At this last stop, about 20 miles from our final destination, I suited up in bike shorts and, in keeping with BBTXL tradition for the final day of riding, a loud Hawaiian shirt. By and by the group appeared, minus two who’d elected to race ahead to town, and I joined them for the last leg into San Francisco. We rode the bike path into Sausalito then mixed it up with tourist traffic and pedestrians to the approach of the Golden Gate Bridge. The weather was cool and wet, with light fog and a pretty heavy wind. My oversized Hawaiian shirt billowed in the breeze as I clung to the wheel of David Helder, who lives in San Francisco and rides these roads all the time, as he lead us home. Everything was fine until the final climb out of Sausalito to the foot of the bridge. It was everything I could do to make it up the hill, into a strong and strengthening headwind, getting passed by locals on training rides (but not by any of my fellow BBTXL’ers, bless them). Until finally, finally, we made it to the bike path over the bridge.
Conditions at the bridge were pretty epic, with a light, cool fog and winds blowing across the bridge at over 25 miles per hour. We headed south, with me somehow leading the group, and crossed the bridge carefully. The wind was blowing riders all over the bike path and when we had to turn to face it at both of the towers it brought us to a near stop. It was a heck of a thing to experience. By comparison, the rest of the ride through the city was a piece of cake as we made our way into the Mission and our last stop of the ride, Chez Poulet. This was a super-funky event space, with a loft filled with mattresses to spend the night on, and it was the end of the line for BBTXL:NorCal. I broke down my bike and put it in its travel case, slicing my hand open on my chainring in the process, then we headed out into the Mission for dinner and a beer. We had to get up early to make sure everyone got to the airport, so it was a fairly quiet and early night’s sleep.

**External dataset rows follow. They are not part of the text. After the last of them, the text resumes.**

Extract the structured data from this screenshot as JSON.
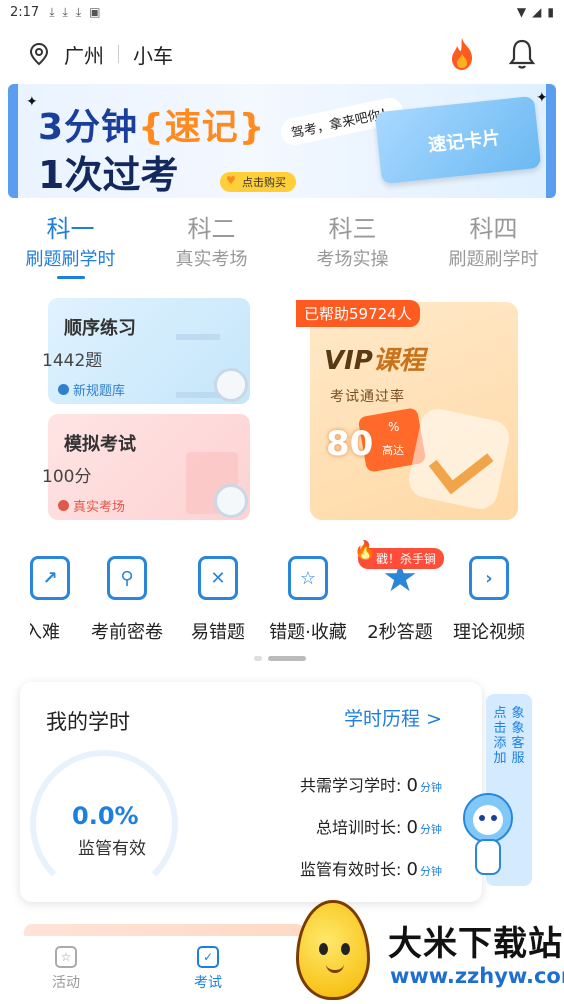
{
  "status_bar": {
    "time": "2:17",
    "notif_icons": [
      "download-icon",
      "download-icon",
      "download-icon",
      "a-icon"
    ],
    "system_icons": [
      "wifi-icon",
      "signal-icon",
      "battery-icon"
    ]
  },
  "header": {
    "city": "广州",
    "vehicle": "小车"
  },
  "banner": {
    "line1_a": "3分钟",
    "line1_b": "{速记}",
    "line2": "1次过考",
    "bubble": "驾考，拿来吧你！",
    "card_text": "速记卡片",
    "cta": "点击购买"
  },
  "tabs": [
    {
      "title": "科一",
      "sub": "刷题刷学时"
    },
    {
      "title": "科二",
      "sub": "真实考场"
    },
    {
      "title": "科三",
      "sub": "考场实操"
    },
    {
      "title": "科四",
      "sub": "刷题刷学时"
    }
  ],
  "practice": {
    "sequential": {
      "title": "顺序练习",
      "count": "1442题",
      "sub": "新规题库"
    },
    "mock": {
      "title": "模拟考试",
      "count": "100分",
      "sub": "真实考场"
    }
  },
  "vip": {
    "badge": "已帮助59724人",
    "title_a": "VIP",
    "title_b": "课程",
    "rate_label": "考试通过率",
    "rate": "80",
    "pct": "%",
    "high": "高达"
  },
  "actions": [
    {
      "label": "由浅入难",
      "icon": "trend-icon",
      "glyph": "↗"
    },
    {
      "label": "考前密卷",
      "icon": "secret-paper-icon",
      "glyph": "⚲"
    },
    {
      "label": "易错题",
      "icon": "wrong-book-icon",
      "glyph": "✕"
    },
    {
      "label": "错题·收藏",
      "icon": "favorite-icon",
      "glyph": "☆"
    },
    {
      "label": "2秒答题",
      "icon": "star-icon",
      "glyph": "★"
    },
    {
      "label": "理论视频",
      "icon": "video-icon",
      "glyph": "›"
    }
  ],
  "hot_tag": "戳！杀手锏",
  "study": {
    "title": "我的学时",
    "link": "学时历程 >",
    "percent": "0.0%",
    "percent_label": "监管有效",
    "stats": [
      {
        "label": "共需学习学时:",
        "value": "0",
        "unit": "分钟"
      },
      {
        "label": "总培训时长:",
        "value": "0",
        "unit": "分钟"
      },
      {
        "label": "监管有效时长:",
        "value": "0",
        "unit": "分钟"
      }
    ]
  },
  "service": {
    "col1": "点击添加",
    "col2": "象象客服"
  },
  "bottom_nav": [
    {
      "label": "活动",
      "icon": "activity-icon"
    },
    {
      "label": "考试",
      "icon": "exam-icon"
    }
  ],
  "watermark": {
    "title": "大米下载站",
    "url": "www.zzhyw.com"
  }
}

Day 7: San Francisco to Austin
We woke early and started getting ready to leave. Bill, Andrew, and I went into the Mission for breakfast. On our way back we watched a man casually looking at his phone, bending over to vomit on the sidewalk, then going right back to his phone. Gritty. Those of us with early flights loaded our gear back onto the Sprinter for the last time and headed to the airport. I bought a book for the return flight so I’d have something to do and time passed much more quickly on the way back. I was greeted at the airport by Dena and the kids back in Austin. It was great to be back home. I was a little disappointed by the way the trip had gone and the tiny amount of riding I’d done, but it was a wonderful experience and a great trip overall. I hope to get back someday soon to camp among the redwoods again. I also look forward to next year’s addition of Extra Large Bicycle Beer Time, wherever it might be.